Akolekar Harshal, Jhamnani Piyush, Kumar Vikash, Tailor Vinay, Pote Aditya, Meena Ankit, Kumar Kamal, Challa Jagat Sesh, Kumar Dhruv
Department of Mechanical Engineering, Indian Institute of Technology, Jodhpur, 342030, India.
School of AI & Data Science, Indian Institute of Technology, Jodhpur, 342030, India.
Sci Rep. 2025 Mar 17;15(1):9214. doi: 10.1038/s41598-025-93871-z.
This study evaluates the effectiveness of three leading generative AI tools-ChatGPT, Gemini, and Copilot-in undergraduate mechanical engineering education using a mixed-methods approach. The performance of these tools was assessed on 800 questions spanning seven core subjects, covering multiple-choice, numerical, and theory-based formats. While all three AI tools demonstrated strong performance in theory-based questions, they struggled with numerical problem-solving, particularly in areas requiring deep conceptual understanding and complex calculations. Among them, Copilot achieved the highest accuracy (60.38%), followed by Gemini (57.13%) and ChatGPT (46.63%). To complement these findings, a survey of 172 students and interviews with 20 participants provided insights into user experiences, challenges, and perceptions of AI in academic settings. Thematic analysis revealed concerns regarding AI's reliability in numerical tasks and its potential impact on students' problem-solving abilities. Based on these results, this study offers strategic recommendations for integrating AI into mechanical engineering curricula, ensuring its responsible use to enhance learning without fostering dependency. Additionally, we propose instructional strategies to help educators adapt assessment methods in the era of AI-assisted learning. These findings contribute to the broader discussion on AI's role in engineering education and its implications for future learning methodologies.
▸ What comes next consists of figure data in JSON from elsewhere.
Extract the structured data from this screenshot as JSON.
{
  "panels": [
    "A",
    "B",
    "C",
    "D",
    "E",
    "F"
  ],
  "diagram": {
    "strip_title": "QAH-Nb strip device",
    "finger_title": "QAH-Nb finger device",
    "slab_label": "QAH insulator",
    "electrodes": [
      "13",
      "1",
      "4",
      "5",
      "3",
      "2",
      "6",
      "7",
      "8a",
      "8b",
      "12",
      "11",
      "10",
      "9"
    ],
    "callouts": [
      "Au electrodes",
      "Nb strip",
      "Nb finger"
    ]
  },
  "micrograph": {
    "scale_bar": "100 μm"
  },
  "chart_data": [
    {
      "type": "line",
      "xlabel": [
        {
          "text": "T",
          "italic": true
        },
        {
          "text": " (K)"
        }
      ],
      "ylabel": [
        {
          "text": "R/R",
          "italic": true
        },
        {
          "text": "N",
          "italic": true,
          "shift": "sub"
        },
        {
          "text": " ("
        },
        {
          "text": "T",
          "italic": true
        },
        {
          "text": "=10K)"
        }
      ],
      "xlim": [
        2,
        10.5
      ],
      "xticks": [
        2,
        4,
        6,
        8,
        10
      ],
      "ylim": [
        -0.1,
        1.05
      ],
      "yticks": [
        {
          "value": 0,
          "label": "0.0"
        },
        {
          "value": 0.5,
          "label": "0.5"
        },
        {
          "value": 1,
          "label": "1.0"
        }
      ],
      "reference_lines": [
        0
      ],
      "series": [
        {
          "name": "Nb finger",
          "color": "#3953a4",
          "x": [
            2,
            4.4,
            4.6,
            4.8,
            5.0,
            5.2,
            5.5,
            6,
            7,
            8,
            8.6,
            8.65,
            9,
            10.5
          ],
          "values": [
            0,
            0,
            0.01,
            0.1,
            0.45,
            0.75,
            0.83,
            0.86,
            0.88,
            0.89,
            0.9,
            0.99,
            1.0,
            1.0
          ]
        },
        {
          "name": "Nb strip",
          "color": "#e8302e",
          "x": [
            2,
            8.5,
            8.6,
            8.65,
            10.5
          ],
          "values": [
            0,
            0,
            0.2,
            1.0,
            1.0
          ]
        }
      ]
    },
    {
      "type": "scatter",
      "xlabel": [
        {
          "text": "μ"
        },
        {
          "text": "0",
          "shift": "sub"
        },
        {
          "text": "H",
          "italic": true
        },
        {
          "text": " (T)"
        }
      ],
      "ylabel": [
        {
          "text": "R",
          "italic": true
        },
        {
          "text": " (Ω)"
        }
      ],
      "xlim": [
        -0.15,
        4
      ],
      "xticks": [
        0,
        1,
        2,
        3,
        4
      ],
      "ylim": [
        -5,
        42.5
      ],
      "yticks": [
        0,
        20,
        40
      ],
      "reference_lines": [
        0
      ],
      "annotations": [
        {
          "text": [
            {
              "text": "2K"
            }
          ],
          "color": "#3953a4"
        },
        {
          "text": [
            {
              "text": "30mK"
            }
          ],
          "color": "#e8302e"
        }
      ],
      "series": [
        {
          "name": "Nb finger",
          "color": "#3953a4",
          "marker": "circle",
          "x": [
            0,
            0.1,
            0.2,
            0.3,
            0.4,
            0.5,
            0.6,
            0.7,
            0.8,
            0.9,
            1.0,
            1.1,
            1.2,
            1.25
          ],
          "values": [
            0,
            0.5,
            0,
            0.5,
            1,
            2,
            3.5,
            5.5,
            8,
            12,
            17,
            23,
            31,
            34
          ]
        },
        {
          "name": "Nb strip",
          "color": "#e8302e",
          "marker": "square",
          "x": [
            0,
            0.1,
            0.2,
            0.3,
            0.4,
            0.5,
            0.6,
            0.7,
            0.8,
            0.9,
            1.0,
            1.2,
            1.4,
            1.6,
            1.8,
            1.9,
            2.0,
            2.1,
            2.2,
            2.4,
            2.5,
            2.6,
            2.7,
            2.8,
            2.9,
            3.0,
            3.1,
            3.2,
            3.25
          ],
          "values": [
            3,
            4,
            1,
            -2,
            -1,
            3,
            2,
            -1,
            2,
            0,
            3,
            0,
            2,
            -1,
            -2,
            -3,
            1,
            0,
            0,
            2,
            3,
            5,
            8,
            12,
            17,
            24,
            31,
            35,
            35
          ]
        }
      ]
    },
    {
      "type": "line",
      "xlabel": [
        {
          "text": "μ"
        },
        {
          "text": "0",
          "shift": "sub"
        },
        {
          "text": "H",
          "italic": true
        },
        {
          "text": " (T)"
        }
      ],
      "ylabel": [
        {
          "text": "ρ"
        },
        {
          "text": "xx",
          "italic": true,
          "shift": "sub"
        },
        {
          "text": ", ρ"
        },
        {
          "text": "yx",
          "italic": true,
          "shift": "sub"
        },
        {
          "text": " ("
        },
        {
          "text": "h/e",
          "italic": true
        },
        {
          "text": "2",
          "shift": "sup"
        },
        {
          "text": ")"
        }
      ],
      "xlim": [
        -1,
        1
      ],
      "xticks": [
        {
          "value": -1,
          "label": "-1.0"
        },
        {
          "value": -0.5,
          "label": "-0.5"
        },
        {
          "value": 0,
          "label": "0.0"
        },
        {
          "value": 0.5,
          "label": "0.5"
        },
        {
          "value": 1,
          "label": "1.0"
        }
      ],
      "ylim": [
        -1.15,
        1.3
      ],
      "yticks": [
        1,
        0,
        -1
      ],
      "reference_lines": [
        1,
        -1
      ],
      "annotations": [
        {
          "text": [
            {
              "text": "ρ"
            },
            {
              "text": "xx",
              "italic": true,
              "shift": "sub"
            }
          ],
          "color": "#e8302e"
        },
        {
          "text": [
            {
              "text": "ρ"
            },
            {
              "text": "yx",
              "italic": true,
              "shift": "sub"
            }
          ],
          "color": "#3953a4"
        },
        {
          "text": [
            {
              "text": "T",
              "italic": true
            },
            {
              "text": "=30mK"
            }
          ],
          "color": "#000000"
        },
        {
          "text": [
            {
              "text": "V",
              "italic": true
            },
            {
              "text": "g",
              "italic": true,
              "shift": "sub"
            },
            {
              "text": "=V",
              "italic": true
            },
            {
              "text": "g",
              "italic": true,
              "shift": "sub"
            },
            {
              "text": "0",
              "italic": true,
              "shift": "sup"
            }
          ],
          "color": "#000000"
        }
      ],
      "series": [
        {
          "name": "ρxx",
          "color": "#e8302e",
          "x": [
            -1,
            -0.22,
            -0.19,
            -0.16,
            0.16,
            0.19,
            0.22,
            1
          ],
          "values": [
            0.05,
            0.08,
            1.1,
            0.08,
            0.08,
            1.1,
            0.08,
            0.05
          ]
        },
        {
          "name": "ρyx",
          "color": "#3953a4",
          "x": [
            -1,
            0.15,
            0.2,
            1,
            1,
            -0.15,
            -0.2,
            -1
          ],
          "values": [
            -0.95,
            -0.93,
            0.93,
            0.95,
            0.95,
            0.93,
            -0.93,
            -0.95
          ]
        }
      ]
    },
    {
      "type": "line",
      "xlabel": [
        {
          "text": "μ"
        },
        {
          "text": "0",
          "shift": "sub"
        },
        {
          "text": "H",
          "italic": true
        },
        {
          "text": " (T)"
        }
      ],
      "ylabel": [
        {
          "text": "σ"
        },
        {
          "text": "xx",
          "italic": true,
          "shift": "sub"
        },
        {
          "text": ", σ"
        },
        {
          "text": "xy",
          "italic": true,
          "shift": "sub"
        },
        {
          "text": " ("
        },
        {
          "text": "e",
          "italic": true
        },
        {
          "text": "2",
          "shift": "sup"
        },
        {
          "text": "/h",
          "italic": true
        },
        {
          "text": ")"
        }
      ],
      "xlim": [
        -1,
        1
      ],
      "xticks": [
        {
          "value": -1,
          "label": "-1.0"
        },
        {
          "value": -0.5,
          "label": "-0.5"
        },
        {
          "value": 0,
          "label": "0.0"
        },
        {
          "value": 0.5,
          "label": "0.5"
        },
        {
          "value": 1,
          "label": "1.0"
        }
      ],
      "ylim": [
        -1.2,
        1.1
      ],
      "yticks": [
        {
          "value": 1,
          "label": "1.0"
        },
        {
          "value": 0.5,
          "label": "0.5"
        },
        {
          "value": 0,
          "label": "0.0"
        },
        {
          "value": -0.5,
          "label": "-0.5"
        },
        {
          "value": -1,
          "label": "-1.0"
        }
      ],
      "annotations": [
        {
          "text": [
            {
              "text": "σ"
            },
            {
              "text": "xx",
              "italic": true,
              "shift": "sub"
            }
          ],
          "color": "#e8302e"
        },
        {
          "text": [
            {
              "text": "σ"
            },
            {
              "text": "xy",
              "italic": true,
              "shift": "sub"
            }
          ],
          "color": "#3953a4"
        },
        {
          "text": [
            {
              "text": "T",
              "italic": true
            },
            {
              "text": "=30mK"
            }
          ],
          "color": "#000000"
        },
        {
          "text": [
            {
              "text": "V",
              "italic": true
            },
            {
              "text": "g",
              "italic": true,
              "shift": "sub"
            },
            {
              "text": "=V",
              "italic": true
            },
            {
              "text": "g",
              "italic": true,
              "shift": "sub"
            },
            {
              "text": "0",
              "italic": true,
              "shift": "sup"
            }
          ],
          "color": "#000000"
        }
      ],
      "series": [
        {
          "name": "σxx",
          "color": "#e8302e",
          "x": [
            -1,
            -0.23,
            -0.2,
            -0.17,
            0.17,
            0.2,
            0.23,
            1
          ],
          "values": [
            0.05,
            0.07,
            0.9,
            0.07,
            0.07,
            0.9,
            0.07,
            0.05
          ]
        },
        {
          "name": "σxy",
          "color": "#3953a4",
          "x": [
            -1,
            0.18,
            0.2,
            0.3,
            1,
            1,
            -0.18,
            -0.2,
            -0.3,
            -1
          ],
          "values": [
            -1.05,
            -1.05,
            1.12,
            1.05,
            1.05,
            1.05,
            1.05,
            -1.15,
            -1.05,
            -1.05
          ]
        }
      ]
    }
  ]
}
本研究采用混合方法评估了三种领先的生成式人工智能工具——ChatGPT、Gemini和Copilot在本科机械工程教育中的有效性。对这些工具在涵盖七个核心学科的800个问题上的表现进行了评估,这些问题涵盖选择题、数值题和基于理论的题型。虽然这三种人工智能工具在基于理论的问题上都表现出色,但它们在解决数值问题时遇到了困难,尤其是在需要深入概念理解和复杂计算的领域。其中,Copilot的准确率最高(60.38%),其次是Gemini(57.13%)和ChatGPT(46.63%)。为补充这些发现,对172名学生进行的调查以及对20名参与者的访谈提供了有关用户在学术环境中使用人工智能的体验、挑战和看法的见解。主题分析揭示了对人工智能在数值任务中的可靠性及其对学生解决问题能力的潜在影响的担忧。基于这些结果,本研究为将人工智能整合到机械工程课程中提供了战略建议,确保其得到负责任的使用以促进学习而不助长依赖性。此外,我们提出了教学策略,以帮助教育工作者在人工智能辅助学习时代调整评估方法。这些发现有助于就人工智能在工程教育中的作用及其对未来学习方法的影响展开更广泛的讨论。